Vice-President Saulos Chilima has termed Malawi’s rapid population growth “a national tragedy” which, like the Covid-19 pandemic and chronic floods, requires urgent pushbacks as it affects economic growth.
Chilima, who is also Minister of Economic Planning and Development and Public Reforms, warned that the country may soon become a social welfare State unless there is a dramatic slowdown in population upsurge.
He said this when United Nations Population Fund (UNFPA) regional director for east and southern Africa Julitta Onabanjo met him last week in Lilongwe.

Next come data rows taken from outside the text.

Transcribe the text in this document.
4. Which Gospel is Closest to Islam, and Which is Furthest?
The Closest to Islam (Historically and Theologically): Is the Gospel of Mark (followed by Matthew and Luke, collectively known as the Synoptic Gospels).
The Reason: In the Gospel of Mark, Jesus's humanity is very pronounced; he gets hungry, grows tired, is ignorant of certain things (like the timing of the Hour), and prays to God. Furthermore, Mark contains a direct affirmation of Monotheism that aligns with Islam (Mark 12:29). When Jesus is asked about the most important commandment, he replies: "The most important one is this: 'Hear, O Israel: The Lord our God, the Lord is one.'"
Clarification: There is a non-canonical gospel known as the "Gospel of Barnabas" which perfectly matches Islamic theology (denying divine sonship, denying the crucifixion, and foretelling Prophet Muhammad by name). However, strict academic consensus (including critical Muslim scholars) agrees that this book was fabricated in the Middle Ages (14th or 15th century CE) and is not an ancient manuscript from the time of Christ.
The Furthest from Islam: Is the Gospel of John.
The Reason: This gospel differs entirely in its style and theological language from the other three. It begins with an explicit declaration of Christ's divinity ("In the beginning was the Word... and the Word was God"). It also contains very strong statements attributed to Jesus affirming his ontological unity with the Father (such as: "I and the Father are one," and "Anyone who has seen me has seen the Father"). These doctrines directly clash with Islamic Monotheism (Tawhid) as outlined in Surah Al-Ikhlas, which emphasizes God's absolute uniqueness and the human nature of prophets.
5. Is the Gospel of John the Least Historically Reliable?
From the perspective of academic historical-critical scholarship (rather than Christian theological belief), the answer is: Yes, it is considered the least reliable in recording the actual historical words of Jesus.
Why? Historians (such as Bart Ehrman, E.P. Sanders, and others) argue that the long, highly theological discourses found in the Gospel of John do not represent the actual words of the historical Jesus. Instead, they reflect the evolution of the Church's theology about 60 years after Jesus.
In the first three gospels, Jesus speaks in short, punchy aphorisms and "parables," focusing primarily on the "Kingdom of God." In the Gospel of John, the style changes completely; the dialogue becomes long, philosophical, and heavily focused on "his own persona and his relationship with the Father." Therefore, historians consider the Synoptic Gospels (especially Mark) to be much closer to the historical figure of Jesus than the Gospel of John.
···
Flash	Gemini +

During the meeting, the two agreed to put youth empowerment as well as sexual and reproductive health at the centre of economic planning to avert disruptive crises caused by rapid population growth.
According to the 2018 census, the number of people in the country has leapt from 13 million to 18.4 million since 2010, an annual population growth rate of about three percent.
Chilima said a bolder push to end child marriages would slow population growth as a Malawian woman is likely to have four children in her lifetime.
He stated: “The sad revelation is that by the time the teen mothers get to the age 25, they would have already given birth to five children. If these children are born of a mother who cannot support themselves, we are beginning to create a dependent population and that is a crisis in the making.”
He demanded a sharper focus on the country’s youthful majority, with three-quarters of the population aged below 35 and 51 percent below the marriageable age of 18.
In 2016, Chilima’s ministry unveiled a national blueprint which calls for greater investment not only in keeping boys and girls in school but also offering them quality education, relevant skills, better healthcare and sustainable environmental management.
However, the youth in Mangochi, where Onabanjo visited Mpapa Primary School and Jalasi Health Centre, said there is little talk and action to reap the benefits of prudently investing in services that empower the youth to become economic movers and shakers.
Onabanjo said the government has made tremendous strides to outlaw early marriages, but the pace remains slow as almost half of Malawian girls marry before their 18th birthday.
Before returning to South Africa on Saturday, Onabanjo also held talks with President Lazarus Chakwera, First Lady Monica, several ministers and local communities in Mangochi, where UNFPA and other United Nations agencies are implementing a Joint Programme on Girls Education with support from the Government of Iceland.